Trecho do meu romance
Como desaparecer completamente
[Rocco, 2010].
Minha primeira namorada: Cecília.
Vizinhas, famílias vizinhas. Crescendo juntas. Todo mundo, depois de um certo tempo, ora, todo mundo sabia. Mas, claro, não se comentava. As meninas trancadas no quarto. As meninas o tempo todo juntas. As meninas, tão amigas. Dezoito anos. Claro, uma relação aberta. Mas 18 anos. No que a piada, ela pensa e começa a rir no meio da rua, a piada, corretíssima: dykes não têm casos, não ficam, não enrolam, não; dykes se casam.

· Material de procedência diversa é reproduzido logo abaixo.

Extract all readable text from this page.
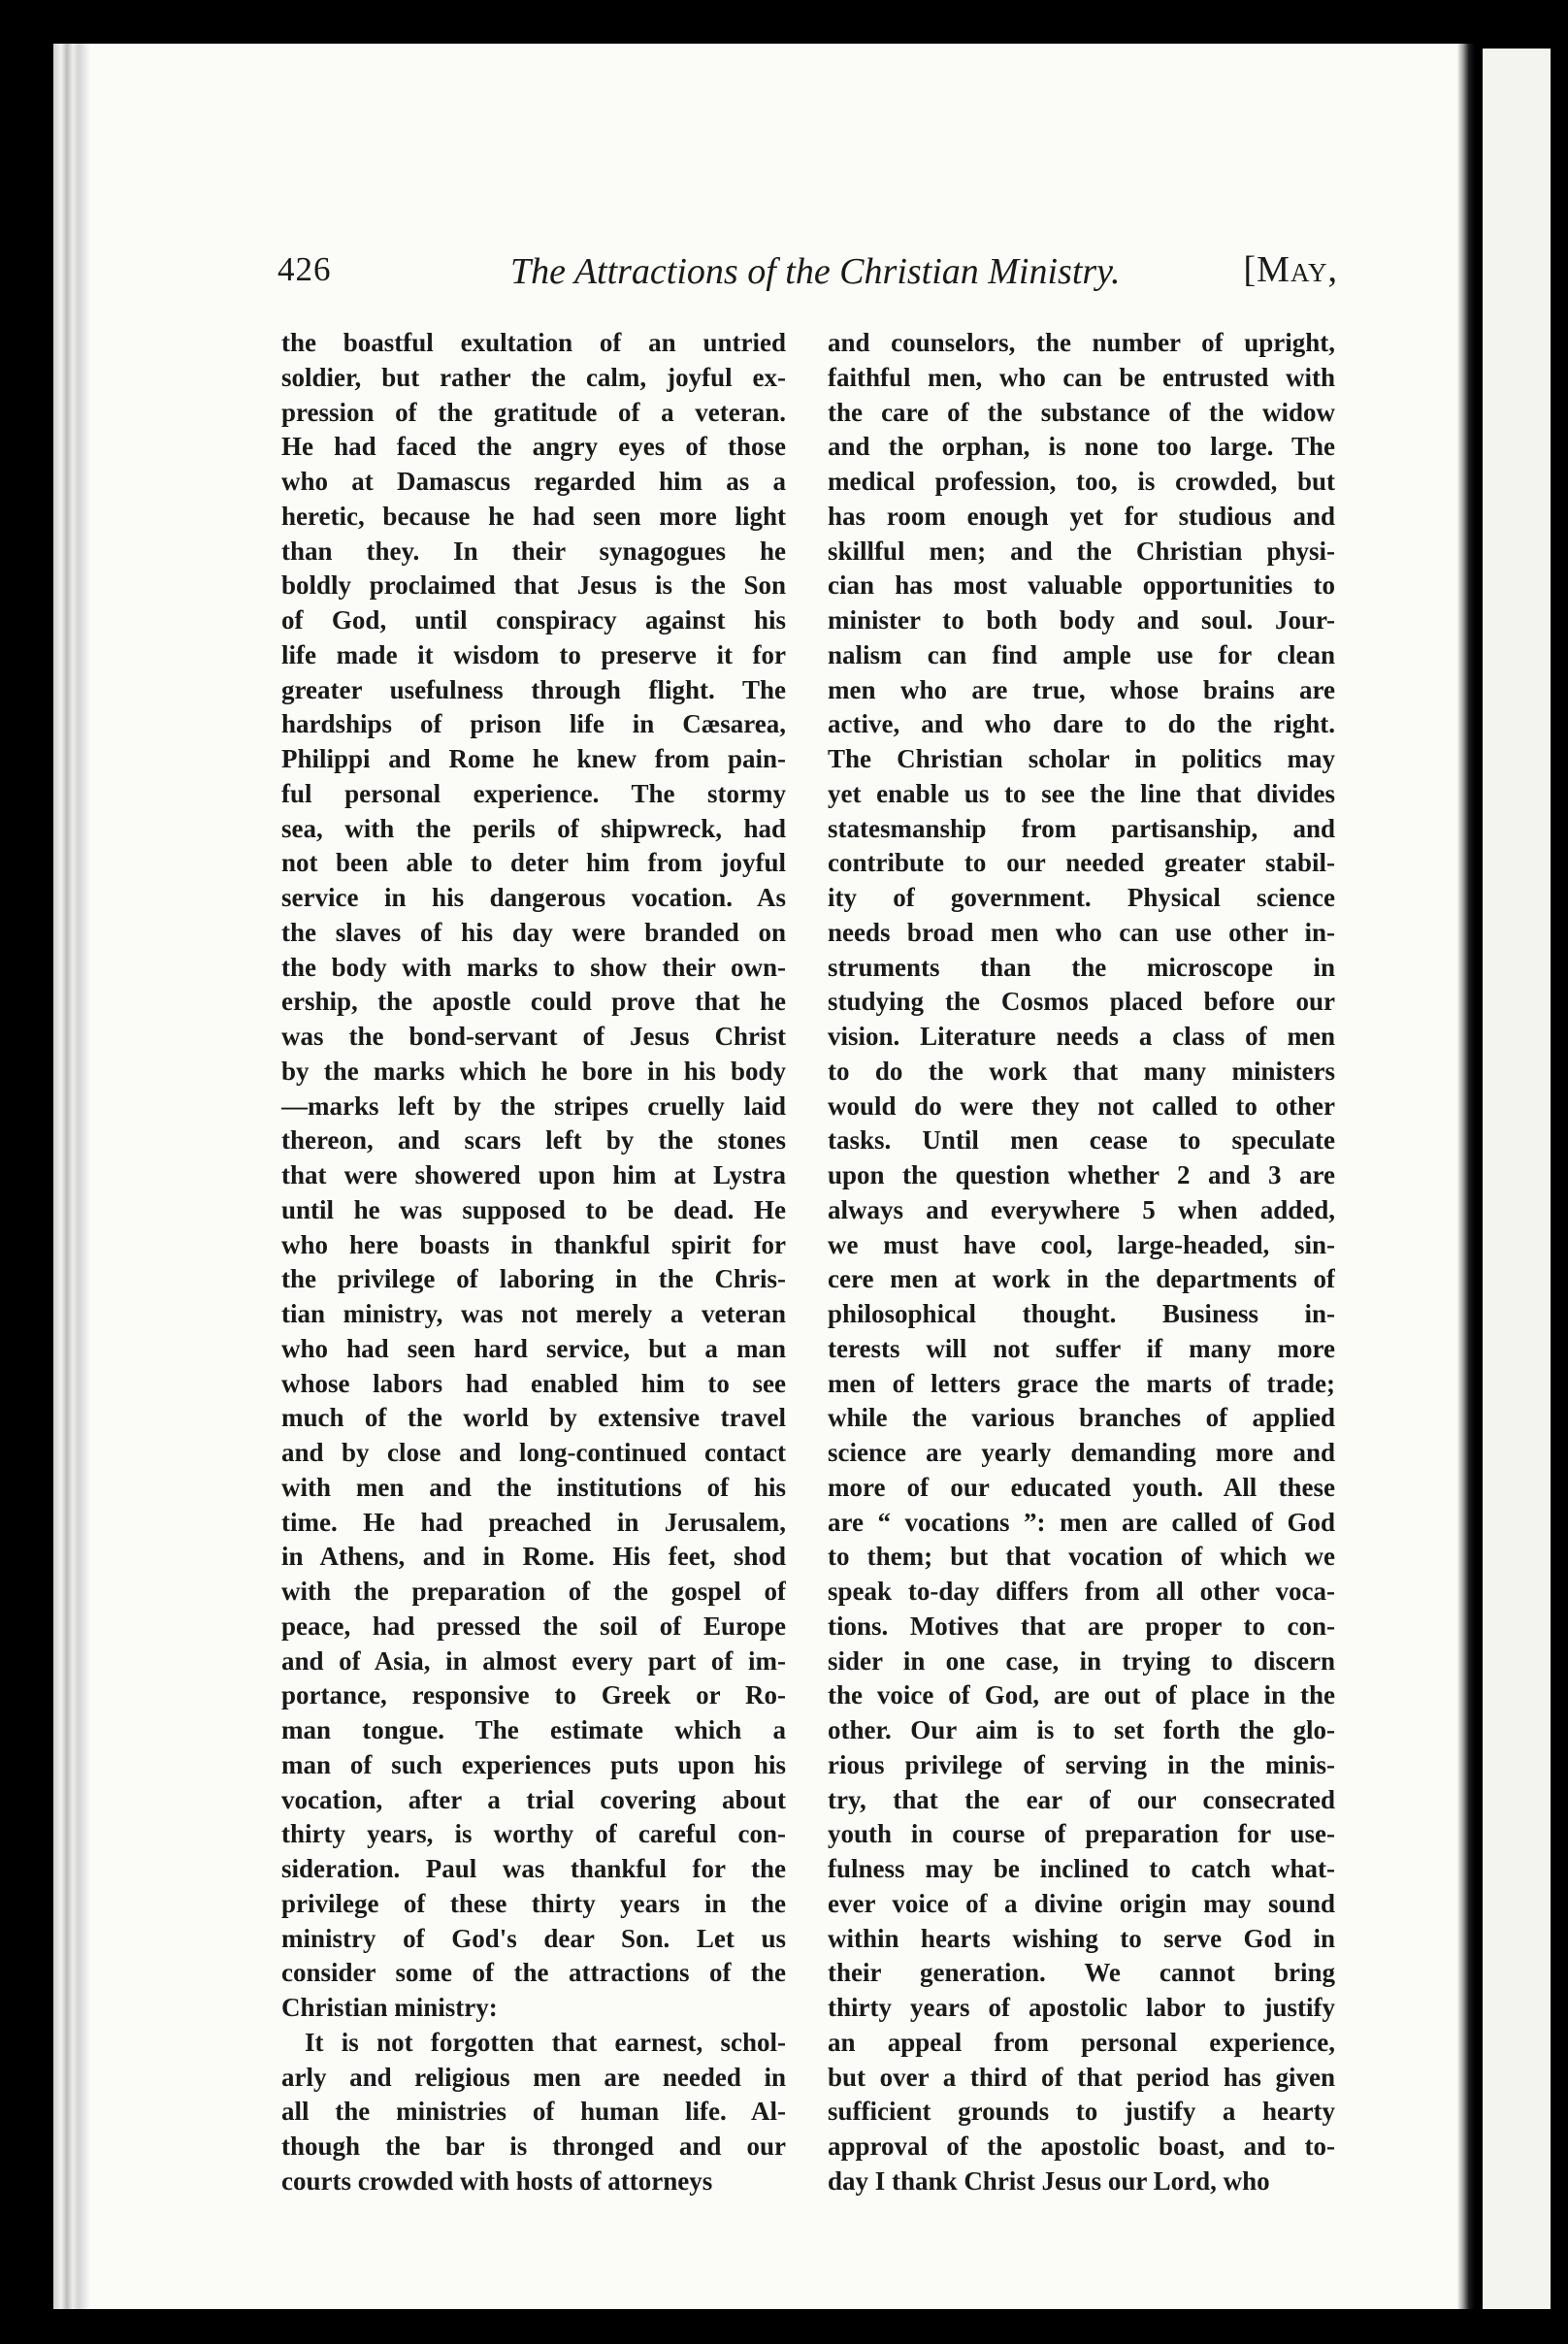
426	The Attractions of the Christian Ministry.	[May,
the boastful exultation of an untried
soldier, but rather the calm, joyful ex-
pression of the gratitude of a veteran.
He had faced the angry eyes of those
who at Damascus regarded him as a
heretic, because he had seen more light
than they. In their synagogues he
boldly proclaimed that Jesus is the Son
of God, until conspiracy against his
life made it wisdom to preserve it for
greater usefulness through flight. The
hardships of prison life in Cæsarea,
Philippi and Rome he knew from pain-
ful personal experience. The stormy
sea, with the perils of shipwreck, had
not been able to deter him from joyful
service in his dangerous vocation. As
the slaves of his day were branded on
the body with marks to show their own-
ership, the apostle could prove that he
was the bond-servant of Jesus Christ
by the marks which he bore in his body
—marks left by the stripes cruelly laid
thereon, and scars left by the stones
that were showered upon him at Lystra
until he was supposed to be dead. He
who here boasts in thankful spirit for
the privilege of laboring in the Chris-
tian ministry, was not merely a veteran
who had seen hard service, but a man
whose labors had enabled him to see
much of the world by extensive travel
and by close and long-continued contact
with men and the institutions of his
time. He had preached in Jerusalem,
in Athens, and in Rome. His feet, shod
with the preparation of the gospel of
peace, had pressed the soil of Europe
and of Asia, in almost every part of im-
portance, responsive to Greek or Ro-
man tongue. The estimate which a
man of such experiences puts upon his
vocation, after a trial covering about
thirty years, is worthy of careful con-
sideration. Paul was thankful for the
privilege of these thirty years in the
ministry of God's dear Son. Let us
consider some of the attractions of the
Christian ministry:
It is not forgotten that earnest, schol-
arly and religious men are needed in
all the ministries of human life. Al-
though the bar is thronged and our
courts crowded with hosts of attorneys
and counselors, the number of upright,
faithful men, who can be entrusted with
the care of the substance of the widow
and the orphan, is none too large. The
medical profession, too, is crowded, but
has room enough yet for studious and
skillful men; and the Christian physi-
cian has most valuable opportunities to
minister to both body and soul. Jour-
nalism can find ample use for clean
men who are true, whose brains are
active, and who dare to do the right.
The Christian scholar in politics may
yet enable us to see the line that divides
statesmanship from partisanship, and
contribute to our needed greater stabil-
ity of government. Physical science
needs broad men who can use other in-
struments than the microscope in
studying the Cosmos placed before our
vision. Literature needs a class of men
to do the work that many ministers
would do were they not called to other
tasks. Until men cease to speculate
upon the question whether 2 and 3 are
always and everywhere 5 when added,
we must have cool, large-headed, sin-
cere men at work in the departments of
philosophical thought. Business in-
terests will not suffer if many more
men of letters grace the marts of trade;
while the various branches of applied
science are yearly demanding more and
more of our educated youth. All these
are “ vocations ”: men are called of God
to them; but that vocation of which we
speak to-day differs from all other voca-
tions. Motives that are proper to con-
sider in one case, in trying to discern
the voice of God, are out of place in the
other. Our aim is to set forth the glo-
rious privilege of serving in the minis-
try, that the ear of our consecrated
youth in course of preparation for use-
fulness may be inclined to catch what-
ever voice of a divine origin may sound
within hearts wishing to serve God in
their generation. We cannot bring
thirty years of apostolic labor to justify
an appeal from personal experience,
but over a third of that period has given
sufficient grounds to justify a hearty
approval of the apostolic boast, and to-
day I thank Christ Jesus our Lord, who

As famílias em suas respectivas salas, em seus respectivos sofás, diante de seus respectivos aparelhos de televisão, não comentando. Filhas únicas. Tomando todo o cuidado do mundo para não comentar.
Não.
Não as famílias. A família de Cecília, apenas. Porque a família de Augusta: ela e a mãe, e só. A mãe, mesmo não comentando, jamais as censurou. Um outro tipo de silêncio. Um silêncio que não machucava, diferente do silêncio dos pais de Cecília. O silêncio confortável de sua mãe contraposto ao silêncio áspero, pontiagudo, dos pais de Cecília.
Completaram 18 e foram morar juntas. Não têm casos, não ficam, não. Casadas, sim. Uma relação aberta, mas Cecília advertia:
“Com quem você quiser, menos com homens, por favor.”

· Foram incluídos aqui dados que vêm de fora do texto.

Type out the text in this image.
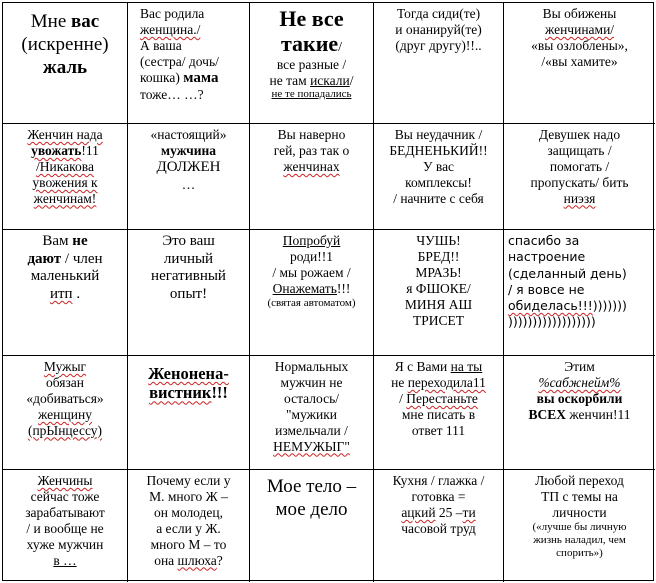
Мне вас

(искренне)

жаль

Вас родила

женщина./

А ваша

(сестра/ дочь/

кошка) мама

тоже… …?

Не все

такие/

все разные /

не там искали/

не те попадались

Тогда сиди(те)

и онанируй(те)

(друг другу)!!..

Вы обижены

женчинами/

«вы озлоблены»,

/«вы хамите»

Женчин нада

увожать!11

/Никакова

увожения к

женчинам!

«настоящий»

мужчина

ДОЛЖЕН

…

Вы наверно

гей, раз так о

женчинах

Вы неудачник /

БЕДНЕНЬКИЙ!!

У вас

комплексы!

/ начните с себя

Девушек надо

защищать /

помогать /

пропускать/ бить

ниэзя

Вам не

дают / член

маленький

итп .

Это ваш

личный

негативный

опыт!

Попробуй

роди!!1

/ мы рожаем /

Онажемать!!!

(святая автоматом)

ЧУШЬ!

БРЕД!!

МРАЗЬ!

я ФШОКЕ/

МИНЯ АШ

ТРИСЕТ

спасибо за

настроение

(сделанный день)

/ я вовсе не

обиделась!!!)))))))

))))))))))))))))))

Мужыг

обязан

«добиваться»

женщину

(прЫнцессу)

Женонена-

вистник!!!

Нормальных

мужчин не

осталось/

"мужики

измельчали /

НЕМУЖЫГ"

Я с Вами на ты

не переходила11

/ Перестаньте

мне писать в

ответ 111

Этим

%сабжнейм%

вы оскорбили

ВСЕХ женчин!11

Женчины

сейчас тоже

зарабатывают

/ и вообще не

хуже мужчин

в …

Почему если у

М. много Ж –

он молодец,

а если у Ж.

много М – то

она шлюха?

Мое тело –

мое дело

Кухня / глажка /

готовка =

ацкий 25 –ти

часовой труд

Любой переход

ТП с темы на

личности

(«лучше бы личную

жизнь наладил, чем

спорить»)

Sem problemas. Nunca teve mesmo (muito) interesse. Ou curiosidade. Tão amigas. Até que a morte as separe. Quase vinte anos sob o mesmo teto, dos 18 aos 36, e, antes, quando eles não comentavam, dois anos de educação lesboafetiva. Até que.
Ora, não era para sempre? Como você pôde?
Cecília naquele quarto, naquela cama. Martirizada, feito o quê? Uma santa. Dizendo pouco antes de:
“Acontece com todo mundo.”
E aconteceu com ela, Cecília.
“O tempo todo.”
Nosso primeiro beijo, pensa: Foi bom.
Nosso último beijo, pensa: Foi só meu.
O primeiro beijo foi na pré-escola, as tias assustadas, irritadas, não sabendo o que fazer. Dizendo:
“Não pode, não. Vocês duas, menininhas. Não pode beijar na boca, não. Ouviram? Não pode, viu? É feio.”
Ela e Cecília, de mãos dadas:
“Sim, entendemos.”
O primeiro beijo, mas e o último?
O último, ela pensa: O último foi só meu.
Aquele barulho estranho, o traço no monitor e o médico entrando esbaforido e fazendo o possível, estão sempre fazendo o possível, e dizendo em seguida:
“Fizemos o possível. Sinto muito.”
Ela então se abaixou e colou os seus lábios nos de Cecília:
“Adeus, mulher.”
Acontece com todo mundo. O tempo todo. Mesmo quando fazem o possível. Mesmo com todos eles fazendo o possível, acontece.